Das Handy immer griffbereit, die Instagram-Story schon abgedreht. Diese vermeintlich heile Welt in den sozialen Medien kann zum Problem für Zuschauende werden. Wie Heidelberger Influencer:innen zwischen Unistress und Alltag nebenbei Videos produzieren
Um 5:00 Uhr: Aufstehen, 6:00 Uhr: Gym, 8:00 Uhr: Protein Bowl, 8:30 Uhr: Karteikarten, 10:00 Uhr: Vorlesungen, 16:00 Uhr: Bib, 18:00 Uhr: Streichinstrument spielen, 19:00 Uhr: Kochen und Meal-Prepping, 20:00 Uhr: weitere Lernsession. 22:00 Uhr: Content planen. Der scheinbar perfekte Tagesablauf für ambitionierte Studierende.

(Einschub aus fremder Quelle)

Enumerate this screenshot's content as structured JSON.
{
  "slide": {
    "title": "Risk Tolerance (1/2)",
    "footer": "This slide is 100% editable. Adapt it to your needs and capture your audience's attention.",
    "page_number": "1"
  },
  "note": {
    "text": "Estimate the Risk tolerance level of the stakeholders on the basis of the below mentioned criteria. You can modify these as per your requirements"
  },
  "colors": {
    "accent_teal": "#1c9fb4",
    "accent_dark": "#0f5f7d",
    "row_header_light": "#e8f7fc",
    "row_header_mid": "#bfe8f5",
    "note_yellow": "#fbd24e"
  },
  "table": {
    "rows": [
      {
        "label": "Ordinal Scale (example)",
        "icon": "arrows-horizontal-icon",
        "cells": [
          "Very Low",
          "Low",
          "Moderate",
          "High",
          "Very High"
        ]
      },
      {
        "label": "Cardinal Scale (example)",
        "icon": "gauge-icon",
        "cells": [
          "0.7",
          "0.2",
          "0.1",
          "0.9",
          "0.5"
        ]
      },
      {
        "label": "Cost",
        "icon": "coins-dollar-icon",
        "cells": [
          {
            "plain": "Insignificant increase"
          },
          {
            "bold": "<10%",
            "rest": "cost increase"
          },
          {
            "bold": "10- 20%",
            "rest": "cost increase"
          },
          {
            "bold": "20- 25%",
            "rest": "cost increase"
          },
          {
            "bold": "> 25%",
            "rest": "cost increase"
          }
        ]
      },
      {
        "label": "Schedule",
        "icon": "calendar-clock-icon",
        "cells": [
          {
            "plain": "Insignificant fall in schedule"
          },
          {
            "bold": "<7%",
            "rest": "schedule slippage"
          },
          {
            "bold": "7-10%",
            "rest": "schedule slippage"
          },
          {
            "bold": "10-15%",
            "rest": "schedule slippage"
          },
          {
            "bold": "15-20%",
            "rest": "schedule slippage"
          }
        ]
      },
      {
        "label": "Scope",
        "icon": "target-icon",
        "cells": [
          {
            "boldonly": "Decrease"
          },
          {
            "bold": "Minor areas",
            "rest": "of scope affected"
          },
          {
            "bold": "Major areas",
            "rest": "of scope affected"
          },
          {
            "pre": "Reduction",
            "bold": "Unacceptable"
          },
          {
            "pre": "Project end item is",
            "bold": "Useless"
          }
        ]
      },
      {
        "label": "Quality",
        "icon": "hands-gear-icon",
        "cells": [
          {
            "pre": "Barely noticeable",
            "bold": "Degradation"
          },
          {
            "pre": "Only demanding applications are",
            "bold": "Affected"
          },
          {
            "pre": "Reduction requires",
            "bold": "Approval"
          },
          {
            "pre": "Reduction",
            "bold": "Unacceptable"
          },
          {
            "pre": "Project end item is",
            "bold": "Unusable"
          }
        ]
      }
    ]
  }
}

Online begegnet jungen Menschen eine Masse an strukturierten, ästhetischen und disziplinierten daily routines, die für den Normalo erstmal unerreichbar scheinen. Aber ist es wirklich so erstrebenswert, einen minutengenau durchgetakteten und täglich gleich ablaufenden Tag vor sich zu haben?
Auch unter Heidelberger Studierenden gibt es Content Creator:innen, die ihr Leben in den Sozialen Medien bis ins Detail darstellen. Oft werden dabei eher die produktiven und erfolgreichen Momente abgelichtet. Das kann Zuschauer:innen unter Druck setzen, ebenso selbstoptimierend ihren Alltag zu bestreiten.
Wir sprechen mit Laura Schön (24), die betont, wie normal es ist, auch mal einen schlechten Tag zu haben und ein zuvor gesetztes Ziel nicht zu erreichen. Laura ist Jurastudentin, Triathletin und hat vor Kurzem begonnen, ihre Follower:innen mit zu Trainingseinheiten und auch in die Bibliothek zu nehmen. Sie zeigt, wie sie es schafft, Studium und Training zu vereinbaren. „Manchmal ist es echt schwer, beides zu kombinieren, ich habe da noch nicht das Patentrezept gefunden. Ein guter Zeitplan hilft mir auf jeden Fall.“ Auch Social Media nimmt Zeit in Lauras Alltag ein, doch es macht ihr Spaß, für andere Content zu produzieren. Sie selbst möchte sich nicht mit anderen vergleichen, sondern schätzt Inspiration und Motivation durch Videos anderer Sportler:innen.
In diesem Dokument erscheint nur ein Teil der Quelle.